Pros and Cons of Corn Silage

  • Silage can be harvested in almost any weather conditions
  • Higher output of nutrients per acre than grain
  • Can salvage crops damaged by hail, frost and high weed competition
  • Large quantities of uniform quality feed can be stored
  • Handling is mechanized from the field to feed trough
  • Requires more labour and time than hay
  • Has an odour that may be offensive if stored near populated areas
  • Capital investment required for storage facilities, forage harvester
  • Has limited market potential. Long distance transportation is inefficient because silage is heavy and deteriorates with exposure to air.

Feed Quality

The protein and digestible energy content of whole plant corn silage varies with the stage at which the corn is harvested. Protein content decreases while energy content of the dry matter and the silage increases as the corn matures. Corn grown with high levels of nitrogen fertilizer will usually have a higher content of protein, perhaps by 1-2 percentage points. However, it is usually more profitable and economical to feed a protein supplement with the silage than to apply more nitrogen fertilizer. Corn harvested from a field with a very high plant population will usually have a higher protein content and a lower energy content than corn from a field with lower plant population. This is a result of delayed maturity and less ear development.

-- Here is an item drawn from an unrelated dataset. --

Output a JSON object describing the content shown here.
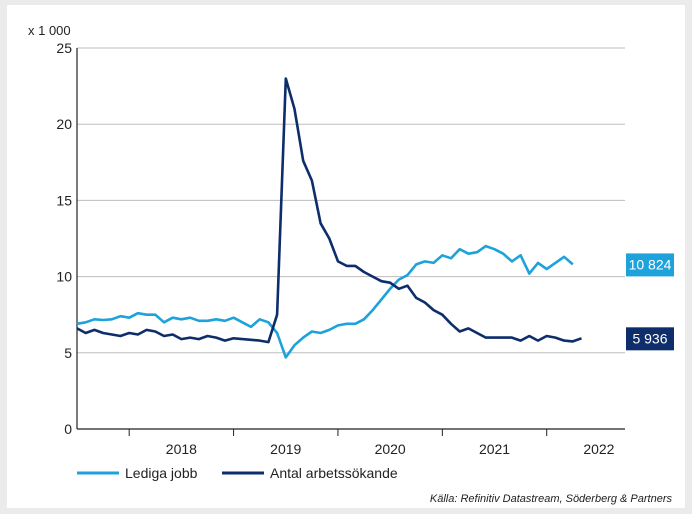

Since the energy contained in corn silage increases as the plant matures, the more mature silage has a greater feeding value (see Table 13). This assumes that the silage is properly fermented. The values in Table 15 for feedstuffs show that corn silage is a better energy source than the other common feedstuffs except for the cereal grains.
The contents of calcium and phosphorus in corn silage are only modest and will require supplementation for most livestock diets. In some areas, sulphur may be low in corn silage and supplementation may be needed, particularly if non-protein nitrogen sources are being used in the silage.

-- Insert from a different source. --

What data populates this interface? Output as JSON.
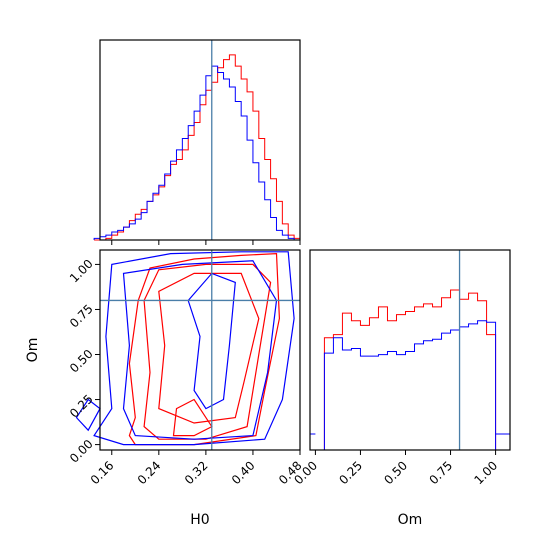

TABLE 15: Composition and estimated digestible energy (DE) content of corn silage and certain common feedstuffs grown in Manitoba.
Feedstuff Dry Matter
Content (%)
Protein (%)
Acid Detergent
Fiber (%)
Estimated Total
Digestible Nutrients (%)
Corn Silage 30 9.4 31.3 68.2
Barley Silage 37 10 34.5 63.2
Alfalfa Hay 89 16.9 37.5 58.2
Barley (grain) 88 12.1 - 82.3
Oats (grain) 89 11.3 - 79.1
Spring Wheat (grain) 88 15.6 - 3.72
Planning a Feeding Program to Use Silage
The amount of silage that can be used in a diet for a particular type of animal is determined by the amount of nutrients required by the animal, the nutrient content of the silage, and the amount of silage that will be consumed. The following steps should be used to plan a feeding program that will help ensure that the desired results are obtained:
  1. Obtain analyses of silage for dry matter (DM), crude protein (CP), and fibre content (ADF, NDF);
  2. Determine energy value of silage (TDN);
  3. Decide on performance expected of animals (rate of gain or milk production);
  4. Determine daily nutrients needed to get this performance by using published tables of nutrient requirements available from Manitoba Agriculture, Food and Rural Initiatives;
  5. Calculate amount of silage needed to meet the needs of the animals for energy and protein. If the amount of silage is greater than what is likely to be eaten considering the size of the animal and the moisture content of the silage, replace part of the silage with feedstuffs that have higher contents of energy or protein, or both; and
  6. Feed sufficient supplements to provide adequate supplies of minerals and vitamins to balance the diet. Vitamins A, D, and E may be injected if it is more convenient than feeding in supplements.